While I was gone on a trip, Hilary took the bike to a shop, and one of the techs found a miracle screw to hold the shifter on, and the Team USA was saved from the Great Bike Graveyard. Or so I thought. The screw loosened after half a dozen trips around Denver, and when I pulled over on the side of the street to tighten it, I turned an allen wrench and felt that soft pop that meant the hole was stripped. The end. I’m not a singlespeed guy. If I was, I would have saved it. Perhaps someone could have done some steel surgery on the bike and fixed it. But I was done.

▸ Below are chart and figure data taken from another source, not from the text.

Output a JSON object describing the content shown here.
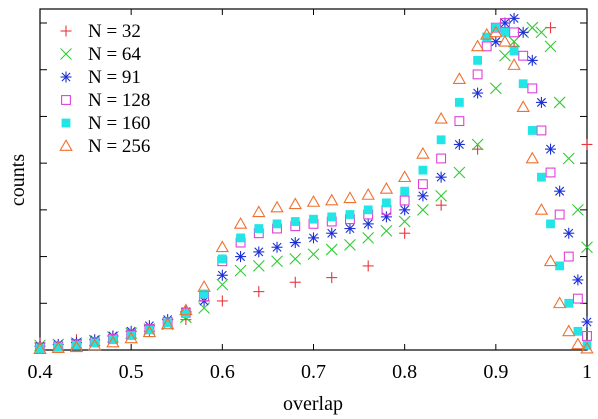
{
  "chart_data": {
    "type": "scatter",
    "xlabel": "overlap",
    "ylabel": "counts",
    "xlim": [
      0.4,
      1.0
    ],
    "ylim": [
      0,
      7.3
    ],
    "x_ticks": [
      "0.4",
      "0.5",
      "0.6",
      "0.7",
      "0.8",
      "0.9",
      "1"
    ],
    "y_tick_values": [
      1,
      2,
      3,
      4,
      5,
      6,
      7
    ],
    "y_tick_labels_shown": false,
    "grid": false,
    "legend_position": "top-left",
    "series": [
      {
        "name": "N = 32",
        "marker": "plus",
        "color": "#e8383d",
        "points": [
          [
            0.4,
            0.15
          ],
          [
            0.44,
            0.22
          ],
          [
            0.48,
            0.3
          ],
          [
            0.52,
            0.4
          ],
          [
            0.56,
            0.65
          ],
          [
            0.6,
            1.05
          ],
          [
            0.64,
            1.25
          ],
          [
            0.68,
            1.45
          ],
          [
            0.72,
            1.55
          ],
          [
            0.76,
            1.8
          ],
          [
            0.8,
            2.5
          ],
          [
            0.84,
            3.1
          ],
          [
            0.88,
            4.3
          ],
          [
            0.92,
            6.5
          ],
          [
            0.96,
            6.9
          ],
          [
            1.0,
            4.4
          ]
        ]
      },
      {
        "name": "N = 64",
        "marker": "cross",
        "color": "#2ecc32",
        "points": [
          [
            0.4,
            0.1
          ],
          [
            0.42,
            0.12
          ],
          [
            0.44,
            0.15
          ],
          [
            0.46,
            0.2
          ],
          [
            0.48,
            0.28
          ],
          [
            0.5,
            0.36
          ],
          [
            0.52,
            0.45
          ],
          [
            0.54,
            0.55
          ],
          [
            0.56,
            0.7
          ],
          [
            0.58,
            0.9
          ],
          [
            0.6,
            1.4
          ],
          [
            0.62,
            1.7
          ],
          [
            0.64,
            1.8
          ],
          [
            0.66,
            1.9
          ],
          [
            0.68,
            1.95
          ],
          [
            0.7,
            2.05
          ],
          [
            0.72,
            2.15
          ],
          [
            0.74,
            2.25
          ],
          [
            0.76,
            2.4
          ],
          [
            0.78,
            2.55
          ],
          [
            0.8,
            2.75
          ],
          [
            0.82,
            3.0
          ],
          [
            0.84,
            3.3
          ],
          [
            0.86,
            3.8
          ],
          [
            0.88,
            4.4
          ],
          [
            0.9,
            5.6
          ],
          [
            0.91,
            6.3
          ],
          [
            0.92,
            6.6
          ],
          [
            0.93,
            6.8
          ],
          [
            0.94,
            6.9
          ],
          [
            0.95,
            6.8
          ],
          [
            0.96,
            6.5
          ],
          [
            0.97,
            5.3
          ],
          [
            0.98,
            4.1
          ],
          [
            0.99,
            3.0
          ],
          [
            1.0,
            2.2
          ]
        ]
      },
      {
        "name": "N = 91",
        "marker": "asterisk",
        "color": "#1b2fd6",
        "points": [
          [
            0.4,
            0.08
          ],
          [
            0.42,
            0.12
          ],
          [
            0.44,
            0.16
          ],
          [
            0.46,
            0.22
          ],
          [
            0.48,
            0.3
          ],
          [
            0.5,
            0.4
          ],
          [
            0.52,
            0.52
          ],
          [
            0.54,
            0.65
          ],
          [
            0.56,
            0.82
          ],
          [
            0.58,
            1.05
          ],
          [
            0.6,
            1.6
          ],
          [
            0.62,
            2.0
          ],
          [
            0.64,
            2.1
          ],
          [
            0.66,
            2.2
          ],
          [
            0.68,
            2.3
          ],
          [
            0.7,
            2.4
          ],
          [
            0.72,
            2.5
          ],
          [
            0.74,
            2.6
          ],
          [
            0.76,
            2.7
          ],
          [
            0.78,
            2.85
          ],
          [
            0.8,
            3.0
          ],
          [
            0.82,
            3.3
          ],
          [
            0.84,
            3.7
          ],
          [
            0.86,
            4.4
          ],
          [
            0.88,
            5.5
          ],
          [
            0.9,
            6.6
          ],
          [
            0.91,
            7.0
          ],
          [
            0.92,
            7.1
          ],
          [
            0.93,
            6.8
          ],
          [
            0.94,
            6.2
          ],
          [
            0.95,
            5.3
          ],
          [
            0.96,
            4.3
          ],
          [
            0.97,
            3.4
          ],
          [
            0.98,
            2.5
          ],
          [
            0.99,
            1.5
          ],
          [
            1.0,
            0.6
          ]
        ]
      },
      {
        "name": "N = 128",
        "marker": "square-open",
        "color": "#e040d8",
        "points": [
          [
            0.4,
            0.05
          ],
          [
            0.42,
            0.08
          ],
          [
            0.44,
            0.12
          ],
          [
            0.46,
            0.17
          ],
          [
            0.48,
            0.24
          ],
          [
            0.5,
            0.33
          ],
          [
            0.52,
            0.45
          ],
          [
            0.54,
            0.6
          ],
          [
            0.56,
            0.8
          ],
          [
            0.58,
            1.15
          ],
          [
            0.6,
            1.9
          ],
          [
            0.62,
            2.3
          ],
          [
            0.64,
            2.5
          ],
          [
            0.66,
            2.6
          ],
          [
            0.68,
            2.65
          ],
          [
            0.7,
            2.7
          ],
          [
            0.72,
            2.75
          ],
          [
            0.74,
            2.8
          ],
          [
            0.76,
            2.9
          ],
          [
            0.78,
            3.0
          ],
          [
            0.8,
            3.2
          ],
          [
            0.82,
            3.55
          ],
          [
            0.84,
            4.1
          ],
          [
            0.86,
            4.9
          ],
          [
            0.88,
            5.9
          ],
          [
            0.89,
            6.5
          ],
          [
            0.9,
            6.9
          ],
          [
            0.91,
            7.0
          ],
          [
            0.92,
            6.8
          ],
          [
            0.93,
            6.3
          ],
          [
            0.94,
            5.6
          ],
          [
            0.95,
            4.7
          ],
          [
            0.96,
            3.8
          ],
          [
            0.97,
            2.9
          ],
          [
            0.98,
            2.0
          ],
          [
            0.99,
            1.1
          ],
          [
            1.0,
            0.3
          ]
        ]
      },
      {
        "name": "N = 160",
        "marker": "square-filled",
        "color": "#22e5e5",
        "points": [
          [
            0.4,
            0.03
          ],
          [
            0.42,
            0.06
          ],
          [
            0.44,
            0.1
          ],
          [
            0.46,
            0.15
          ],
          [
            0.48,
            0.22
          ],
          [
            0.5,
            0.31
          ],
          [
            0.52,
            0.43
          ],
          [
            0.54,
            0.58
          ],
          [
            0.56,
            0.78
          ],
          [
            0.58,
            1.2
          ],
          [
            0.6,
            1.95
          ],
          [
            0.62,
            2.4
          ],
          [
            0.64,
            2.6
          ],
          [
            0.66,
            2.7
          ],
          [
            0.68,
            2.75
          ],
          [
            0.7,
            2.8
          ],
          [
            0.72,
            2.85
          ],
          [
            0.74,
            2.9
          ],
          [
            0.76,
            3.0
          ],
          [
            0.78,
            3.15
          ],
          [
            0.8,
            3.4
          ],
          [
            0.82,
            3.85
          ],
          [
            0.84,
            4.5
          ],
          [
            0.86,
            5.3
          ],
          [
            0.88,
            6.2
          ],
          [
            0.89,
            6.7
          ],
          [
            0.9,
            6.9
          ],
          [
            0.91,
            6.8
          ],
          [
            0.92,
            6.4
          ],
          [
            0.93,
            5.7
          ],
          [
            0.94,
            4.7
          ],
          [
            0.95,
            3.7
          ],
          [
            0.96,
            2.7
          ],
          [
            0.97,
            1.8
          ],
          [
            0.98,
            1.0
          ],
          [
            0.99,
            0.4
          ],
          [
            1.0,
            0.1
          ]
        ]
      },
      {
        "name": "N = 256",
        "marker": "triangle-open",
        "color": "#f07030",
        "points": [
          [
            0.4,
            0.02
          ],
          [
            0.42,
            0.04
          ],
          [
            0.44,
            0.06
          ],
          [
            0.46,
            0.1
          ],
          [
            0.48,
            0.16
          ],
          [
            0.5,
            0.25
          ],
          [
            0.52,
            0.38
          ],
          [
            0.54,
            0.55
          ],
          [
            0.56,
            0.85
          ],
          [
            0.58,
            1.35
          ],
          [
            0.6,
            2.2
          ],
          [
            0.62,
            2.7
          ],
          [
            0.64,
            2.95
          ],
          [
            0.66,
            3.05
          ],
          [
            0.68,
            3.12
          ],
          [
            0.7,
            3.17
          ],
          [
            0.72,
            3.2
          ],
          [
            0.74,
            3.25
          ],
          [
            0.76,
            3.32
          ],
          [
            0.78,
            3.45
          ],
          [
            0.8,
            3.7
          ],
          [
            0.82,
            4.2
          ],
          [
            0.84,
            4.95
          ],
          [
            0.86,
            5.8
          ],
          [
            0.88,
            6.5
          ],
          [
            0.89,
            6.75
          ],
          [
            0.9,
            6.8
          ],
          [
            0.91,
            6.6
          ],
          [
            0.92,
            6.1
          ],
          [
            0.93,
            5.2
          ],
          [
            0.94,
            4.1
          ],
          [
            0.95,
            3.0
          ],
          [
            0.96,
            1.9
          ],
          [
            0.97,
            1.0
          ],
          [
            0.98,
            0.4
          ],
          [
            0.99,
            0.12
          ],
          [
            1.0,
            0.03
          ]
        ]
      }
    ]
  }
}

As an adult, I’ve made poor choices that have resulted in never having a garage, or even an extra room, to store bikes, so I’ve never owned more than two at a time—one for trails, one for streets. I never had to decide which one to ride to the grocery store, or to the coffee shop. There was my bike, and my mountain bike. I rode that Team USA everywhere in Denver, locking it to a hundred different bike racks, street signs, fences, and trees with the same heavy-ass chain lock, never once worrying about chipping the paint job.
Things have their time, and I imagine plenty of those 1988 Raleigh Team USAs never got ridden after 1992 or 1993, let alone through 2015. In human years, that bike was old enough to drink beer, smoke cigarettes, and rent a car. It saw more of the country than a lot of humans its age had. The one thing it never did was collect dust.
I don’t really consider myself that much of a bike guy, but I can name almost every single bike I’ve owned in my life, starting with the little baby blue steel thing my parents put training wheels on so I could learn to ride in the driveway, all the way to the brand-new full-suspension mountain bike I bought in 2012. I think anyone who loves bikes can probably put together a timeline of their life according to the bicycles they owned, a sort of autobiography by bike. And my years with the Raleigh Team USA just ended.
I told the guy who bought the bike that if it helped, he could tell his wife that the money went to a good cause, because I was donating it to my friends’ film about the women in Afghanistan who risk their lives to push for social change by riding bicycles. I appreciate the poetry of buying that bike for $100, riding it for almost six years, and then selling it for $100, and I guess it makes me feel better that I immediately funneled the money to something meaningful. After all, I suppose you never really own anything, whether it’s money, or a bicycle—you just kind of get to hang onto it for a while.